大林ファンはもちろん、すべての映画ファンに…『海辺の映画館―キネマの玉手箱』(7月31日公開)
映画作家の集大成。その言葉に、これほどふさわしい作品はないだろう。今年の4月10日に亡くなった大林宣彦監督。残念ながら最後となってしまった今作は、監督が故郷の尾道で20年ぶりに撮影した作品であり、テーマ、手法ともに「映画」ができることを最大限に生かした渾身の一本である。閉館が決まった映画館で、戦争映画のオールナイト興行を観ていた3人の若者が、スクリーンの中の世界に入り込んでしまう。自在に時代を行き来して、戦争の真っ只なかに放り込まれたり、ミュージカルの世界で踊ったりと、彼らの不思議なタイムトリップを観客われわれも疑似体験。生きることの大切さ、そして監督が生涯を通じて訴えてきた戦争の不毛さがパワフルに伝わってくる。監督の初期作品もよみがえる遊び心満点の映像処理や、映画館へのノスタルジー、大林作品ゆかりの俳優の活躍、そして監督本人の登場まで、大林ファン、いや映画ファンは涙なくしては観られない。(映画ライター・斉藤博昭)
現代を風刺した全く新しいスポ根青春もの…『#ハンド全力』(7月31日公開)
ハンドボールを全力で頑張る男の子たちのスポ根ものと思ったら大間違い。ハンドボールを頑張ってる“風”の写真を全力でSNSにあげる男の子たちの物語。震災でハンドボールをやめた熊本の高校生マサオはSNSにあげた写真が注目されたことから、「#ハンド全力」を使っての投稿に夢中になる。仲間とともにハンドボールではなく、映える写真撮影に明け暮れる日々。ところがフォロワーたちに知られ、大炎上、窮地に立たされる。一方的に上げて叩くSNSの怖さ。そのSNSに翻弄されながら前向きになっていく高校生たち。ただのハンド全力ではない、「#」の付いたハンド全力は現代を風刺した全く新しいスポ根青春もの。注目されなくなっても、日々は続いていく。

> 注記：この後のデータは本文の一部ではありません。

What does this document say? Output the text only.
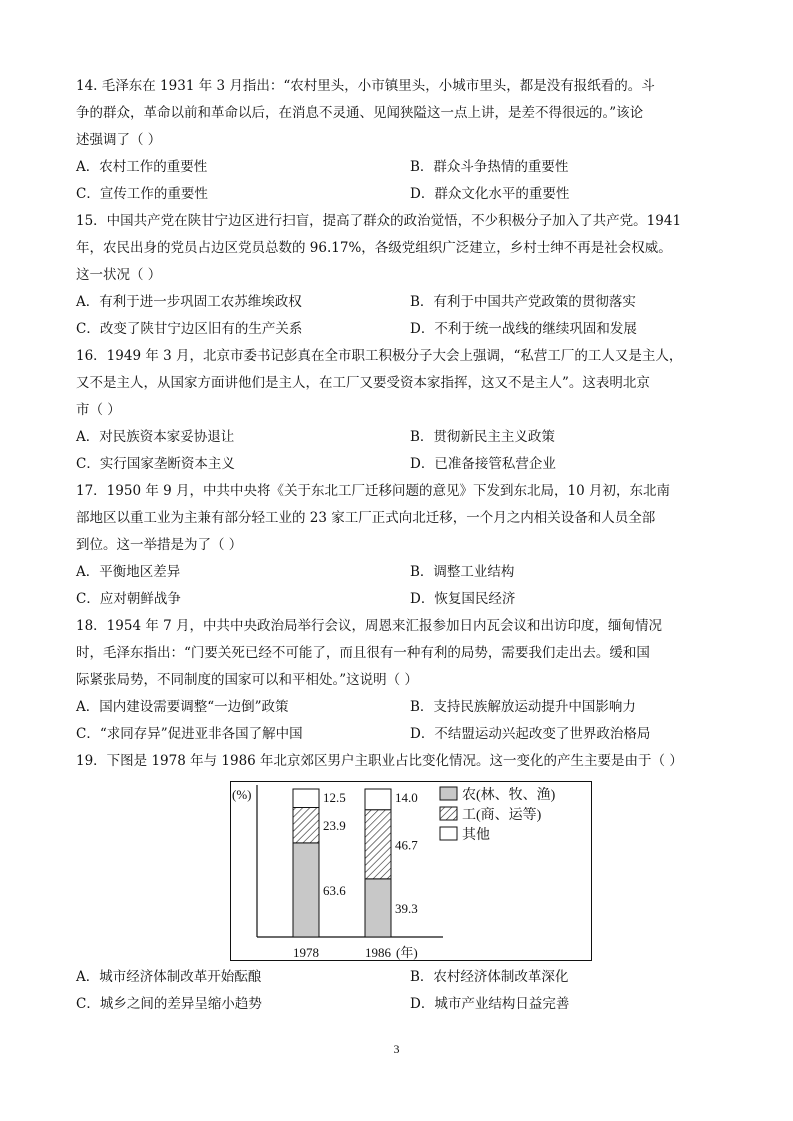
14. 毛泽东在 1931 年 3 月指出：“农村里头，小市镇里头，小城市里头，都是没有报纸看的。斗
争的群众，革命以前和革命以后，在消息不灵通、见闻狭隘这一点上讲，是差不得很远的。”该论
述强调了（ ）
A．农村工作的重要性	B．群众斗争热情的重要性
C．宣传工作的重要性	D．群众文化水平的重要性
15．中国共产党在陕甘宁边区进行扫盲，提高了群众的政治觉悟，不少积极分子加入了共产党。1941
年，农民出身的党员占边区党员总数的 96.17%，各级党组织广泛建立，乡村士绅不再是社会权威。
这一状况（ ）
A．有利于进一步巩固工农苏维埃政权	B．有利于中国共产党政策的贯彻落实
C．改变了陕甘宁边区旧有的生产关系	D．不利于统一战线的继续巩固和发展
16．1949 年 3 月，北京市委书记彭真在全市职工积极分子大会上强调，“私营工厂的工人又是主人，
又不是主人，从国家方面讲他们是主人，在工厂又要受资本家指挥，这又不是主人”。这表明北京
市（ ）
A．对民族资本家妥协退让	B．贯彻新民主主义政策
C．实行国家垄断资本主义	D．已准备接管私营企业
17．1950 年 9 月，中共中央将《关于东北工厂迁移问题的意见》下发到东北局，10 月初，东北南
部地区以重工业为主兼有部分轻工业的 23 家工厂正式向北迁移，一个月之内相关设备和人员全部
到位。这一举措是为了（ ）
A．平衡地区差异	B．调整工业结构
C．应对朝鲜战争	D．恢复国民经济
18．1954 年 7 月，中共中央政治局举行会议，周恩来汇报参加日内瓦会议和出访印度，缅甸情况
时，毛泽东指出：“门要关死已经不可能了，而且很有一种有利的局势，需要我们走出去。缓和国
际紧张局势，不同制度的国家可以和平相处。”这说明（ ）
A．国内建设需要调整“一边倒”政策	B．支持民族解放运动提升中国影响力
C．“求同存异”促进亚非各国了解中国	D．不结盟运动兴起改变了世界政治格局
19．下图是 1978 年与 1986 年北京郊区男户主职业占比变化情况。这一变化的产生主要是由于（ ）
(%)
(年)
63.6
23.9
12.5
1978
39.3
46.7
14.0
1986
农(林、牧、渔)
工(商、运等)
其他
A．城市经济体制改革开始酝酿	B．农村经济体制改革深化
C．城乡之间的差异呈缩小趋势	D．城市产业结构日益完善
3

復興と子役人生を重ねたというキャストは加藤清史郎&鈴木福の2ショットが公開前から話題。脇にも蒔田彩珠、仲野太賀、志田未来と子役出身がずらり。なかでも教師役の安達祐実の存在感は別格。(映画ライター・髙山亜紀)
聴き慣れたあの名曲の誕生秘話…『剣の舞 我が心の戦慄』(7月31日公開)
運動会のリレーのBGM、または突撃や追いかけっこシーンなどでお馴染みの名曲「剣の舞」。勝手に“狂騒”のイメージを抱いていた名曲の誕生には、こんなにもシリアスかつ劇的な物語が秘められていた!
第二次世界大戦、スターリン政権下のソ連。国立オペラ・バレエ劇場のお抱え作曲家アラム・ハチャトゥリアンは、公開を直前に控えたバレエ「ガイーヌ」における曲の書き換え、曲の追加命令を受ける…。何かとイチャモンを付ける小役人の思惑と陰謀、ダンサーをめぐる恋の糸が絡み、アラムの苦悩と闘いが映し出される。理不尽な国家の抑圧、“祖国アルメニアを襲った悲劇”への怒りや癒せぬ悲しみを、むしろ原動力に、一晩でかの名曲がまるでほとばしるように生まれ落ちる!小役人やダンサーらが架空のキャラとは少々驚き戸惑うが、聴き慣れたメロディが初めて耳にするかのような重みを伴って胸を締め付け、染みる。ラスト、当時の舞台の模様やハチャトゥリアンの指揮姿など、貴重な映像も見逃せない。(映画ライター・折田千鶴子)
週末に映画を観たいけれど、どの作品を選べばいいかわからない…という人は、ぜひこのレビューを参考にお気に入りの1本を見つけてみて!